Les exilés au village

Trois exilés se découvrent dans un village en Dordogne à l’occasion de l’inauguration d’un musée de la préhistoire. Telle est l’accroche de ce gros roman où alternent des récits de vie et la confrontation entre des mondes qui ne communiquent pas. Roman des exils avec révoltes, espoirs, mélancolies et incompréhensions, roman des identités perdues, avec leurs mensonges et leurs secrets, Débutants de Catherine Blondeau scrute des vies début de siècle.


Catherine Blondeau, Débutants. Mémoire d’encrier, 556 p., 25 €


Nous sommes dans les années 2000. Nelson, un professeur venu de Johannesburg, connu pour ses travaux sur l’art rupestre, sur lequel il a publié un ouvrage de référence, doit prononcer la conférence inaugurale du colloque universitaire qui accompagne la cérémonie.

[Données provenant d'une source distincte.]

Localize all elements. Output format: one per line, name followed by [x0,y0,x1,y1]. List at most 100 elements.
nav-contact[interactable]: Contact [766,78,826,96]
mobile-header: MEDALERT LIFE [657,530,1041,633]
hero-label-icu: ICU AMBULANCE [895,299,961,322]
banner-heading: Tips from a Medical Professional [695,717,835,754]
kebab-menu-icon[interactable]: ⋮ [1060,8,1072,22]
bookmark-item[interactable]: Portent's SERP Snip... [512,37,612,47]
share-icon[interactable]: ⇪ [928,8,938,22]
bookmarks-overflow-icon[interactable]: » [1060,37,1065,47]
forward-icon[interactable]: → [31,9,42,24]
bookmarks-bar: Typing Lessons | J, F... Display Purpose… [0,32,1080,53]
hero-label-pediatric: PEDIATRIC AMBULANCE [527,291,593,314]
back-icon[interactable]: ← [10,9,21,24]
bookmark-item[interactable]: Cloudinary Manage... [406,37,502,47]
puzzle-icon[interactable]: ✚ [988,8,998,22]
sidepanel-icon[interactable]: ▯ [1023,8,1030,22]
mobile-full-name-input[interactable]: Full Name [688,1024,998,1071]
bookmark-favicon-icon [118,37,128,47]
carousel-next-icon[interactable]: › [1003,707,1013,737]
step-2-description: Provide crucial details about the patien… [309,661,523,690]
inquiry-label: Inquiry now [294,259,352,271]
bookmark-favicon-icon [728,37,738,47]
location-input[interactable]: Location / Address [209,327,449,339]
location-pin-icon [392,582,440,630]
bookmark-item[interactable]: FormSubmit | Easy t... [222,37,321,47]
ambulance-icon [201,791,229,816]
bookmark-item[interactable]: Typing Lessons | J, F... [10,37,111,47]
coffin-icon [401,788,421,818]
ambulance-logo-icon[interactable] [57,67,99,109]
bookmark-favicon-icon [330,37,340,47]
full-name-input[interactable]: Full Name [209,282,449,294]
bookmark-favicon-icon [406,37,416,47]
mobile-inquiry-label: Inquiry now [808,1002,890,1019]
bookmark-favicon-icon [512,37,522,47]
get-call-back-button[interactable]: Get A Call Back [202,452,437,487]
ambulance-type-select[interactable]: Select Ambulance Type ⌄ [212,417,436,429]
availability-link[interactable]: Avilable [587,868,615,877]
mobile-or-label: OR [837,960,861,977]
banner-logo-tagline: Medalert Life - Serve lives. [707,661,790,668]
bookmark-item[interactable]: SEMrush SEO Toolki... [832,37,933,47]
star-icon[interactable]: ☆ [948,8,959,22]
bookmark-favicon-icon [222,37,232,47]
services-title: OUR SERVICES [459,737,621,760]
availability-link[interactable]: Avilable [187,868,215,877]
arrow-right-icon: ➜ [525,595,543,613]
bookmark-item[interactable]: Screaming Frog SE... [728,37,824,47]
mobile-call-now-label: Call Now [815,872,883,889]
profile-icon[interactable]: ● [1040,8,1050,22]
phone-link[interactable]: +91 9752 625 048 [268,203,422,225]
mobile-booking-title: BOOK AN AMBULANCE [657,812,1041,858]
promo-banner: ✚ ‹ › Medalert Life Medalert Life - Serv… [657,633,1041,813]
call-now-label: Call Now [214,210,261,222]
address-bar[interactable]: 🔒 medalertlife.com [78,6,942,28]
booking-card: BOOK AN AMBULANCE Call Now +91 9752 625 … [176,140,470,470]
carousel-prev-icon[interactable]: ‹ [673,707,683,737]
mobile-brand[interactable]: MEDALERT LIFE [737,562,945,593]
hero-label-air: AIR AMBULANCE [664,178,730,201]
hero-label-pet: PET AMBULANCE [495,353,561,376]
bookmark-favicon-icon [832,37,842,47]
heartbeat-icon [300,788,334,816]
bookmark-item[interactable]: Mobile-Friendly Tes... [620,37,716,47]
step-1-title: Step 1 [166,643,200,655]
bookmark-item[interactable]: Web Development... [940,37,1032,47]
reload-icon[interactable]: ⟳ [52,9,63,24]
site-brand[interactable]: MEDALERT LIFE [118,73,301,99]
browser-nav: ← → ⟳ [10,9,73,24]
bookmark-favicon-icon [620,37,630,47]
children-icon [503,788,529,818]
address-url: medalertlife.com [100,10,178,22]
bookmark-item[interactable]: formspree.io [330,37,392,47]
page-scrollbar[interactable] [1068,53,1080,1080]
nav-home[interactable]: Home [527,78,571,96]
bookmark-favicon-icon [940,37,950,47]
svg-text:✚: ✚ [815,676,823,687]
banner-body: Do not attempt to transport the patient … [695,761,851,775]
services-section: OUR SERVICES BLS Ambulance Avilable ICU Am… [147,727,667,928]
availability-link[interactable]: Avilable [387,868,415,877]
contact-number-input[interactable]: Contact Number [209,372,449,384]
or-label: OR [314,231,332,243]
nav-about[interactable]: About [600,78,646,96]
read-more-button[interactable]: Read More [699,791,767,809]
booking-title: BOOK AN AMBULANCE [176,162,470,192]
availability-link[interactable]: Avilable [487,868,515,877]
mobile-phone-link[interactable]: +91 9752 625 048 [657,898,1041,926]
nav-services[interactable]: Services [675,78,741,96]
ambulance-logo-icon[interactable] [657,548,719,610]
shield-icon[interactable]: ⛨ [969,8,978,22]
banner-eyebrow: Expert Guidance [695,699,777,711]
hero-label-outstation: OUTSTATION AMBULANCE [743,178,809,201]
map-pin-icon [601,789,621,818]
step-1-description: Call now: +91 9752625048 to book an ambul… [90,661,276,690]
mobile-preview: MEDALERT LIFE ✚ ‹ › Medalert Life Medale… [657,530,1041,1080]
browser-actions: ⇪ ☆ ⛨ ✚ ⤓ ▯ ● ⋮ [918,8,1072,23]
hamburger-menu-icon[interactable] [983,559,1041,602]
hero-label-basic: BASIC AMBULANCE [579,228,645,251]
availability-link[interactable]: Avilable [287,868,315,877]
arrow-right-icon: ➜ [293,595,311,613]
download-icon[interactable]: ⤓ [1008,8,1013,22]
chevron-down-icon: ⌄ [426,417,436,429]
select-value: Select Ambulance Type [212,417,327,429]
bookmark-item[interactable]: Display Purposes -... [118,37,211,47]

Son discours développe une analyse postcoloniale des gravures et peintures visibles dans les célèbres grottes du village. Il se conclut sur deux demandes aux responsables du musée : que l’on modifie la légende de la statue censée représenter l’homme de Néandertal, et que l’on rectifie la couleur de peau des hommes préhistoriques dans les illustrations explicatives à l’entrée de la grotte (« Sapiens est sorti d’Afrique, tout le monde sait ça ! »). Le public est surpris, certains choqués. S’ensuit un débat houleux, avec des réponses cinglantes de Nelson qui finit par dénoncer « l’aveuglement des Européens incapables de voir les faits », obsédés par leur racisme colonial. C’est un affront !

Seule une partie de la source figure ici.